Open AccessEffects of sarA inactivation on the intrinsic multidrug resistance mechanism of Staphylococcus aureus
Author(s) -
O'Leary Jessica O.,
Langevin Mark J.,
Price Christopher T.D.,
Blevins Jon S.,
Smeltzer Mark S.,
Gustafson John E.
Publication year - 2004
Publication title -
fems microbiology letters
Language(s) - English
Resource type - Journals
SCImago Journal Rank - 0.899
H-Index - 151
eISSN - 1574-6968
pISSN - 0378-1097
DOI - 10.1111/j.1574-6968.2004.tb09710.x
Subject(s) - staphylococcus aureus , mutant , fusidic acid , microbiology and biotechnology , ciprofloxacin , vancomycin , multiple drug resistance , biology , antibiotics , ethidium bromide , gene , chemistry , bacteria , genetics , dna
The sarA locus of Staphylococccus aureus regulates the synthesis of over 100 genes on the S. aureus chromosome.
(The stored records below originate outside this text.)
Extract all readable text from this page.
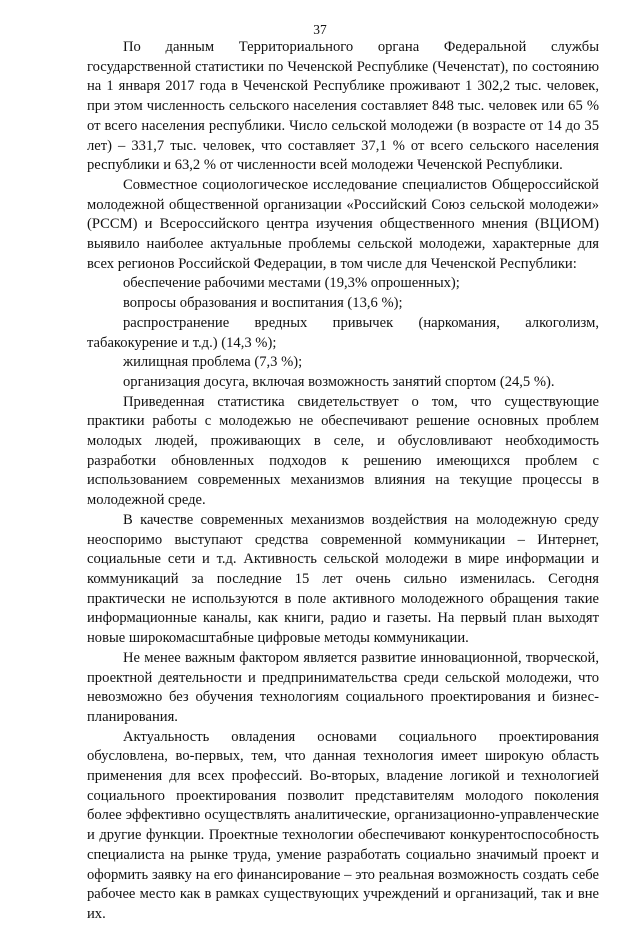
37

По данным Территориального органа Федеральной службы государственной статистики по Чеченской Республике (Чеченстат), по состоянию на 1 января 2017 года в Чеченской Республике проживают 1 302,2 тыс. человек, при этом численность сельского населения составляет 848 тыс. человек или 65 % от всего населения республики. Число сельской молодежи (в возрасте от 14 до 35 лет) – 331,7 тыс. человек, что составляет 37,1 % от всего сельского населения республики и 63,2 % от численности всей молодежи Чеченской Республики.

Совместное социологическое исследование специалистов Общероссийской молодежной общественной организации «Российский Союз сельской молодежи» (РССМ) и Всероссийского центра изучения общественного мнения (ВЦИОМ) выявило наиболее актуальные проблемы сельской молодежи, характерные для всех регионов Российской Федерации, в том числе для Чеченской Республики:

обеспечение рабочими местами (19,3% опрошенных);

вопросы образования и воспитания (13,6 %);

распространение вредных привычек (наркомания, алкоголизм, табакокурение и т.д.) (14,3 %);

жилищная проблема (7,3 %);

организация досуга, включая возможность занятий спортом (24,5 %).

Приведенная статистика свидетельствует о том, что существующие практики работы с молодежью не обеспечивают решение основных проблем молодых людей, проживающих в селе, и обусловливают необходимость разработки обновленных подходов к решению имеющихся проблем с использованием современных механизмов влияния на текущие процессы в молодежной среде.

В качестве современных механизмов воздействия на молодежную среду неоспоримо выступают средства современной коммуникации – Интернет, социальные сети и т.д. Активность сельской молодежи в мире информации и коммуникаций за последние 15 лет очень сильно изменилась. Сегодня практически не используются в поле активного молодежного обращения такие информационные каналы, как книги, радио и газеты. На первый план выходят новые широкомасштабные цифровые методы коммуникации.

Не менее важным фактором является развитие инновационной, творческой, проектной деятельности и предпринимательства среди сельской молодежи, что невозможно без обучения технологиям социального проектирования и бизнес-планирования.

Актуальность овладения основами социального проектирования обусловлена, во-первых, тем, что данная технология имеет широкую область применения для всех профессий. Во-вторых, владение логикой и технологией социального проектирования позволит представителям молодого поколения более эффективно осуществлять аналитические, организационно-управленческие и другие функции. Проектные технологии обеспечивают конкурентоспособность специалиста на рынке труда, умение разработать социально значимый проект и оформить заявку на его финансирование – это реальная возможность создать себе рабочее место как в рамках существующих учреждений и организаций, так и вне их.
We now report the effects of sarA inactivation on intrinsic multidrug resistance expression by S. aureus . In a strain‐dependent fashion, sarA :: kan mutants of three unrelated strains of S. aureus demonstrated significantly increased susceptibility to five or more of the following substances: the antibiotics ciprofloxacin, fusidic acid, and vancomycin; the DNA‐intercalating agent ethidium; and four common household cleaner formulations. In addition, all three sarA :: kan mutants demonstrated significantly increased accumulation of ciprofloxacin and one sarA :: kan mutant demonstrated increased ethidium accumulation. Our data therefore indicate that sarA plays a role in the intrinsic multidrug resistance mechanism expressed by S. aureus , in part by regulating drug accumulation.